Lawful Bases for Processing Personal Data

Another misconception about the GDPR is that you need consent from the data subject to process their personal data. In reality, the GDPR outlines six lawful bases for data processing, each suitable for different circumstances. By mapping your activities you will be able to determine which lawful basis is most appropriate in each circumstance. 

The Six Lawful Bases are:

  1. Consent: Obtaining explicit, informed, and freely given consent from the data subject. This basis is appropriate when individuals voluntarily agree to specific data processing activities, like direct marketing. Consent is not an appropriate legal basis in the employer-employee relationship due to the relationship’s inherent power imbalance. 
  1. Contract: Processing necessary for the performance of a contract to which the data subject is a party or to take steps at the request of the data subject before entering into a contract. This basis is commonly used in employment and service provision contexts.
  1. Legal Obligation: Processing necessary for compliance with a legal obligation to which the controller is subject. This includes obligations such as tax reporting, health and safety regulations, and employment law compliance.
  1. Vital Interests: Processing necessary to protect the vital interests of the data subject or another natural person. This basis applies in life-threatening situations where data processing is essential to save lives.
  1. Public Task: Processing necessary for the performance of a task carried out in the public interest or in the exercise of official authority vested in the controller. This basis is relevant for public authorities and organizations performing public functions.
  1. Legitimate Interests: Processing necessary for the purposes of legitimate interests pursued by the controller or a third party, except where such interests are overridden by the data subject’s interests or fundamental rights and freedoms. This basis requires a careful balancing test to ensure that data processing is justified and does not harm the data subject’s rights. This test is called a legitimate interest assessment or LIA. 

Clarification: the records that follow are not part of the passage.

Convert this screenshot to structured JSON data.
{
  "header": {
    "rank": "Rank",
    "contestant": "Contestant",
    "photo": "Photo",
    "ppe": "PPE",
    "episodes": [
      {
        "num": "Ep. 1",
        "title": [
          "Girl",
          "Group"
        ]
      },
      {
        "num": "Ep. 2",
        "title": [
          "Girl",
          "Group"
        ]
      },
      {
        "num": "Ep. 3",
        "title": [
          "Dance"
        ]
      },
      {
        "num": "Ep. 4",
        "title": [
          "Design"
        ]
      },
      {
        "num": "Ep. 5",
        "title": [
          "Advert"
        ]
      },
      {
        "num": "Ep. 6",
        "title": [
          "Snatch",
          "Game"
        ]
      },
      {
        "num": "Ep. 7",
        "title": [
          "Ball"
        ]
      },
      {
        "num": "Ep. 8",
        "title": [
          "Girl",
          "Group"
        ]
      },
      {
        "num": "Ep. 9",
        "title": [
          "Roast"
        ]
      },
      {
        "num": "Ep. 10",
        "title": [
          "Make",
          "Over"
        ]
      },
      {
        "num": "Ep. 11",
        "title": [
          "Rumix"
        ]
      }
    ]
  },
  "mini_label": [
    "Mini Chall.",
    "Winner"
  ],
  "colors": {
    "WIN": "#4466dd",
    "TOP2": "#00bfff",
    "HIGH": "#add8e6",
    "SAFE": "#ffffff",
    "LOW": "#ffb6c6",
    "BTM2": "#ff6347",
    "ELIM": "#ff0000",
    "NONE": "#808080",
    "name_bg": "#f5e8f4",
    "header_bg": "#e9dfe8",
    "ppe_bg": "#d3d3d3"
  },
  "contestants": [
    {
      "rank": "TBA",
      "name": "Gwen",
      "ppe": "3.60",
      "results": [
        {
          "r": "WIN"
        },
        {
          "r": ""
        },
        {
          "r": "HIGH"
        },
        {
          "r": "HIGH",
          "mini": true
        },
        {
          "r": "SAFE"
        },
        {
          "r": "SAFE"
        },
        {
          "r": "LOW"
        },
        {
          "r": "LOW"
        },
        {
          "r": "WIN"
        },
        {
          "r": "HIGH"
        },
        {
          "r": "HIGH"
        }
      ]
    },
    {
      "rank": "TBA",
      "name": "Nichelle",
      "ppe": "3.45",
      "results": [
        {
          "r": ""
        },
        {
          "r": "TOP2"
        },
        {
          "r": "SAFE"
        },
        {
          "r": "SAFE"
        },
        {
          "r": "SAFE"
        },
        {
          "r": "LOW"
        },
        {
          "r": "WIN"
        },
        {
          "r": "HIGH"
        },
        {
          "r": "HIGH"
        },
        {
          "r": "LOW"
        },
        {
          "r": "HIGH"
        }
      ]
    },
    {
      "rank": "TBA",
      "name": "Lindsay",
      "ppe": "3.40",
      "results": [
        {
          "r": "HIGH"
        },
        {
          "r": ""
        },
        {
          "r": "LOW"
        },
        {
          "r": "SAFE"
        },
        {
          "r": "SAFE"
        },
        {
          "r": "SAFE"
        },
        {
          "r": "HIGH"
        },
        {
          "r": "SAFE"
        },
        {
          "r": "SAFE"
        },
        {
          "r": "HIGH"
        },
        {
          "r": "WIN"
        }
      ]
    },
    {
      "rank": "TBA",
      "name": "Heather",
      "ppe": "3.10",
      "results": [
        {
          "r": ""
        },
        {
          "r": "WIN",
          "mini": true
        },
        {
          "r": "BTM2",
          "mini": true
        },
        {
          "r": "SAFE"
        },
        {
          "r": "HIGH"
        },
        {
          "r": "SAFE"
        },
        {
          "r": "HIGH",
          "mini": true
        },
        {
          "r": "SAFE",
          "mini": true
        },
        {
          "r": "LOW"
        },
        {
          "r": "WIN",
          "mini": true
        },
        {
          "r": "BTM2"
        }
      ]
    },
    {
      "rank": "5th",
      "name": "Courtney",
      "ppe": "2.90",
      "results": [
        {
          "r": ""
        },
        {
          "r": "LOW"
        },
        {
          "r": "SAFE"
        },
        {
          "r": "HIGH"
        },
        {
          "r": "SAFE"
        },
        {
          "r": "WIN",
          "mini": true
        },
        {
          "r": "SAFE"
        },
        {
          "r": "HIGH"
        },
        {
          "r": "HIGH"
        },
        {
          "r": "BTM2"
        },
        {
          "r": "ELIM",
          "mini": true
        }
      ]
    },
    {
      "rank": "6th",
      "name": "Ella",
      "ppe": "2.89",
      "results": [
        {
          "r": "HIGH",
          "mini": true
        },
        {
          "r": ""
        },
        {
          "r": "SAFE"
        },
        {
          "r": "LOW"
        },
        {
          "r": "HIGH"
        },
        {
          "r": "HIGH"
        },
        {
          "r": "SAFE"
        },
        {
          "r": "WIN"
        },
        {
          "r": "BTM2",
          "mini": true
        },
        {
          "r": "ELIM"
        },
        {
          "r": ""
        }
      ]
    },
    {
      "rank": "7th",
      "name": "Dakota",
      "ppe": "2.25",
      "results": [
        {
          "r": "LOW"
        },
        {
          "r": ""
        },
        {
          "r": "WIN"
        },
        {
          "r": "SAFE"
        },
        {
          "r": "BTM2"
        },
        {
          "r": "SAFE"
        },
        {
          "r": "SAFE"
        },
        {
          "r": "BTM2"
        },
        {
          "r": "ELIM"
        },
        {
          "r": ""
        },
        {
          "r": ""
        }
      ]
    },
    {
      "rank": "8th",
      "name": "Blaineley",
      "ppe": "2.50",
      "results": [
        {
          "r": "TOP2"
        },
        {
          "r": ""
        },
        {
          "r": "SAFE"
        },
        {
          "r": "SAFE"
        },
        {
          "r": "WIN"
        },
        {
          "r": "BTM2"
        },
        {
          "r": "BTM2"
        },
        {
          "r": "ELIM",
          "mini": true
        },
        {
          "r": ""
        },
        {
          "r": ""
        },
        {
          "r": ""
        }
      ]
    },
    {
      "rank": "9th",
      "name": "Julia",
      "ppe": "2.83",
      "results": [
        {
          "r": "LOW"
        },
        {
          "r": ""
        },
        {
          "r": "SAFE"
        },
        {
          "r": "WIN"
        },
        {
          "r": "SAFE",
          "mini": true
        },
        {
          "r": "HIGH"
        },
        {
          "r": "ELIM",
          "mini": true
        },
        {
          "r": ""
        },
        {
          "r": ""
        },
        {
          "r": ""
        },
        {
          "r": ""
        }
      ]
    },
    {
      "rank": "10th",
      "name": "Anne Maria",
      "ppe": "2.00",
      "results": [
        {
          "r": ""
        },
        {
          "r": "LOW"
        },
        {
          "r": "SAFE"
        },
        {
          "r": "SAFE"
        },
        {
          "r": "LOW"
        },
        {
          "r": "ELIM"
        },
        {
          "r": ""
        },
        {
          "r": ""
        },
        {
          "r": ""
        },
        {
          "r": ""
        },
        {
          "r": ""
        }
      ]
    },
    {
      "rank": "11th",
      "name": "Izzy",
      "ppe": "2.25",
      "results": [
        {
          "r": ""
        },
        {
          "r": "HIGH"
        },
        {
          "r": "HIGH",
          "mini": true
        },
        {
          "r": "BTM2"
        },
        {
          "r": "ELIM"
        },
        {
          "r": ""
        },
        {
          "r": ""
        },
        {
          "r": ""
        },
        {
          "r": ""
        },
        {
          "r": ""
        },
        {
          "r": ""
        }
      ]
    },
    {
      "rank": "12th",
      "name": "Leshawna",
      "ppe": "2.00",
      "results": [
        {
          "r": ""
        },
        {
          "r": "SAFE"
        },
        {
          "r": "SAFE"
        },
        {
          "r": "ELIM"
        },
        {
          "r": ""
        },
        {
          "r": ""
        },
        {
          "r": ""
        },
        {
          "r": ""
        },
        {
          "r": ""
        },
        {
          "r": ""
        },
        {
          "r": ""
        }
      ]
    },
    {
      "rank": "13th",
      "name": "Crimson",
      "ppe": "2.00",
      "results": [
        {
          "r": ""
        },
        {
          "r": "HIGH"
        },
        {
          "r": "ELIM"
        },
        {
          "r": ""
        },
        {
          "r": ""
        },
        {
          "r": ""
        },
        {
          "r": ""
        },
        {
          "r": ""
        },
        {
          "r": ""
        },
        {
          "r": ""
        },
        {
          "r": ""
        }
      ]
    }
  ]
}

The GDPR is a complex and comprehensive regulation designed to protect personal data and uphold individuals’ privacy rights. Common misconceptions about a law which is principle-based are to be expected, however, by understanding and addressing these misunderstandings, organizations can better navigate the GDPR’s requirements and ensure better data protection practices. Always remember that protecting personal data is not just a legal obligation, but also a crucial component of maintaining trust and brand integrity in the digital age.